Feasibility and Safety Study of Concomitant Left Bundle Branch Area Pacing and Atrioventricular Node Ablation with Same-Day Hospital Dismissal

Abstract

Background: Left bundle branch area pacing (LBBAP) has rapidly emerged as a promising modality of physiologic pacing and has demonstrated excellent lead stability. In this retrospective study, we evaluate whether this pacing modality can allow concomitant atrioventricular node (AVN) ablation and same-day dismissal. Methods: Twenty-four consecutive patients (female 63%, male 37%) with an average age of 78 ± 5 years were admitted for pacemaker (75%)/defibrillator (25%) implantations and concomitant AVN ablation. Device implantation with LBBAP was performed first, followed by concomitant AVN ablation through left axillary vein access to allow for quicker post-procedure ambulation. The patients were discharged on the same day after satisfactory post-ambulation device checks. Results: LBBAP was successful in 22 patients (92% in total, 20 patients had an LBBP and two patients had a likely LBBP), followed by AVN ablation from left axillary vein access (21/24, 88%). All patients had successful post-op chest x-rays, post-ambulation device checks, and were discharged on the same day. After a mean follow up of three months, no major complications occurred, such as LBBA lead dislodgement requiring a lead revision. The LBBA lead pacing parameters immediately after implantation vs. three-month follow up were a capture threshold of 0.8 ± 0.3 [email protected] ms vs. 0.6 ± 0.3 [email protected] ms, sensing 9.9 ± 3.9 mV vs. 10.4 ± 4.1 mV, and impedance of 710 ± 216 ohm vs. 544 ± 110 ohm. The QRS duration before and after AVN ablation was 117 ± 32 ms vs. 123 ± 14 ms. Mean LVEF before and three months after the implantation was 44 ± 14% vs. 46 ± 12%. Conclusion: LBBA pacing not only offers physiologic pacing, but also allows for a concomitant AVN ablation approach from the left axillary vein and safe same-day hospital dismissal.

1. Introduction

The COVID-19 pandemic has dramatically affected the practice pattern in clinical cardiac electrophysiology. A wide variety of complex EP ablation and device implant procedures are currently performed with a same-day dismissal protocol in many institutions across the world [1,2]. This leads to decreased hospital stays with cost-saving implications, a potentially decreased risk of infection, and improved patient comfort and satisfaction without sacrifice in the clinical outcomes [1,2].

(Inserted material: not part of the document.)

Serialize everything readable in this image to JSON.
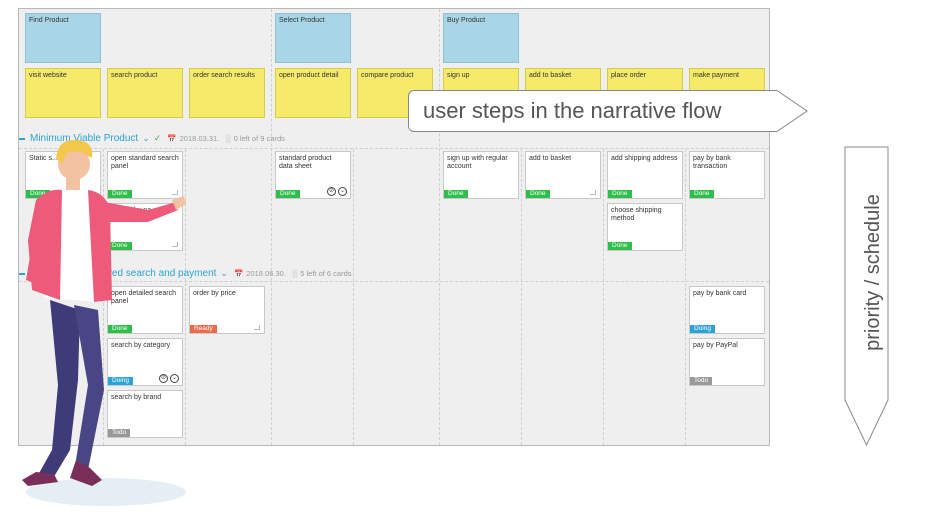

AVN ablation combined with pacemaker implantations has become a well-established, effective treatment strategy usually offered to patients with symptomatic AF with a rapid ventricular response (RVR) refractory to medical therapy, especially in the elderly population [3,4]. Patients in this category are usually nonresponsive to (or cannot tolerate) AVN-blocking agents, are of an advanced age or have significant comorbidities, and are not considered candidates for other more invasive curative procedures, such as catheter or surgical ablative therapies for AF [5]. One of the main concerns of the pace-and-ablate approach is that patients will become dependent on having a permanent pacemaker (PPM). Therefore, patients undergoing this treatment strategy typically have a PPM implanted first, followed by a waiting period (overnight to >30 days) to ensure lead stability and normal PPM function prior to AVN ablation.

More recently, LBBAP has rapidly emerged as a promising alternative to RV apex pacing, CS pacing, and even HIS bundle pacing, especially for those expected to have high RV pacing burdens [5,6,7]. LBBAP has the potential advantages of a stable lead position, a better pacing threshold, and sensing, when compared with conventional CS pacing and HIS pacing [8]. These advantages potentially make it feasible and safe to combine LBBAP and AVN ablation in one procedure and allow same-day hospital dismissal; although, larger clinical studies are needed to validate the preliminary data [9,10,11].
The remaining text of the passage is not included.